Halftone Calibration

1st June 2012

How to Calibrate a Halftone Image.

This is Little Tuttle, my two-year-old eastern painted tuttle. She has agreed to volunteer for our experimentation.

Images that wind up on a printing press should be calibrated for the best results. Calibrating a one-color image includes adjusting shadows and highlights for ideal ink coverage with consideration to the type of paper and printing process. You may also want to putz with the midtones to achieve more attractive contrast.

 A Note About Paper

Uncoated paper absorbs more ink than coated paper — think paper towel commercial. Without getting into the details of dot-gain and press fingerprinting, trust me when I say these percentages will produce lovely results on our offset sheet fed presses.

Finish
Shadow
Highlight
Coated
92%
3%
Uncoated
87%
3%

 

Download Little Tuttle and play along.
You don’t really notice calibration until it’s wrong: way too dark, way too light, whacked out contrast, muddy midtones

As you can see, this picture is pretty flat and the tonal range stops short of either black or white, this makes it hard to see her sweet little features. Clearly, Little Tuttle needs some help.

 

 


Using image manipulation software—I’m running Photoshop CS5.1—take the following steps to calibrate your grayscale image:


Step 1.

Confirm the image is grayscale and 300dpi.


Step 2.

Find and mark the darkest pixel in the image.


Step 3.

Find and mark the lightest pixel in the image.


Step 4.

Adjust output for ideal ink density based on the type of paper. For this example, I’ll be preparing Little Tuttle for a coated stock and aiming for maximum shadows of 92% and highlights of 3%.


Step 5.

Tweak the contrast for more punch. Try ramping up midtones by manipulating the curves tool (which spaces or compresses a tonal range) instead of the brightness and contrast tool (which erases tonal ranges with every manipulation).


Before
After

In Conclusion

That’s basically it: find the darkest and lightest parts of the photo and make them as dark and as light as they should be for the paper and the process.
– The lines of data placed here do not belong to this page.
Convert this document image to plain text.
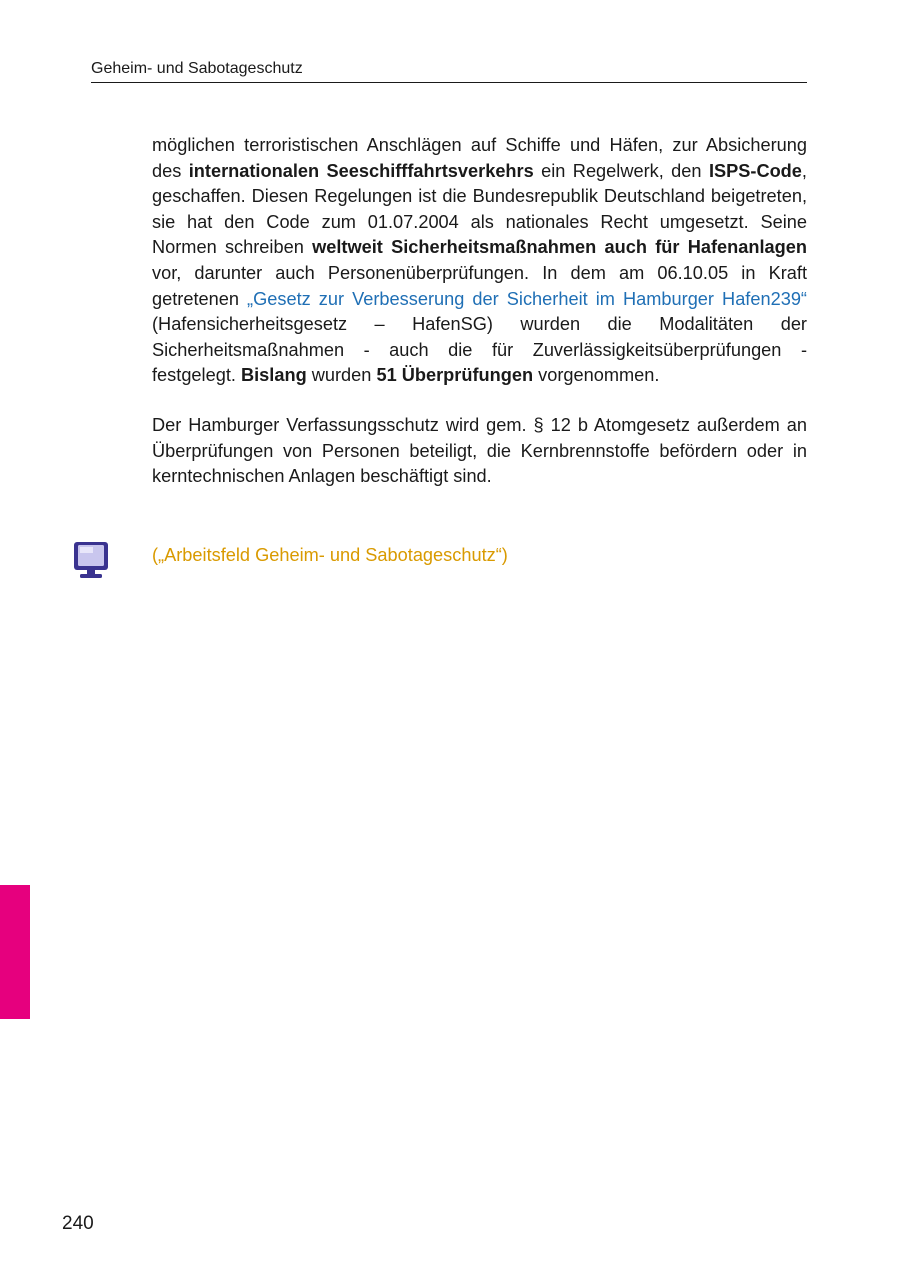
Geheim- und Sabotageschutz

möglichen terroristischen Anschlägen auf Schiffe und Häfen, zur Absicherung des internationalen Seeschifffahrtsverkehrs ein Regelwerk, den ISPS-Code, geschaffen. Diesen Regelungen ist die Bundesrepublik Deutschland beigetreten, sie hat den Code zum 01.07.2004 als nationales Recht umgesetzt. Seine Normen schreiben weltweit Sicherheitsmaßnahmen auch für Hafenanlagen vor, darunter auch Personenüberprüfungen. In dem am 06.10.05 in Kraft getretenen „Gesetz zur Verbesserung der Sicherheit im Hamburger Hafen239“ (Hafensicherheitsgesetz – HafenSG) wurden die Modalitäten der Sicherheitsmaßnahmen - auch die für Zuverlässigkeitsüberprüfungen - festgelegt. Bislang wurden 51 Überprüfungen vorgenommen.

Der Hamburger Verfassungsschutz wird gem. § 12 b Atomgesetz außerdem an Überprüfungen von Personen beteiligt, die Kernbrennstoffe befördern oder in kerntechnischen Anlagen beschäftigt sind.

(„Arbeitsfeld Geheim- und Sabotageschutz“)
240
If your composition has adjustment layers, you’ll want to flatten your press-ready image before saving using the .tif format.

If this sounds as tedious as vacuuming the baseboards — and when your publication has 100+ images, it can be — I recommend batch processing. Save time by creating a desktop droplet in Photoshop, based on a set of pre-recorded actions, that you can use over and over again. Now there’s plenty of time to vacuum the baseboards. yay.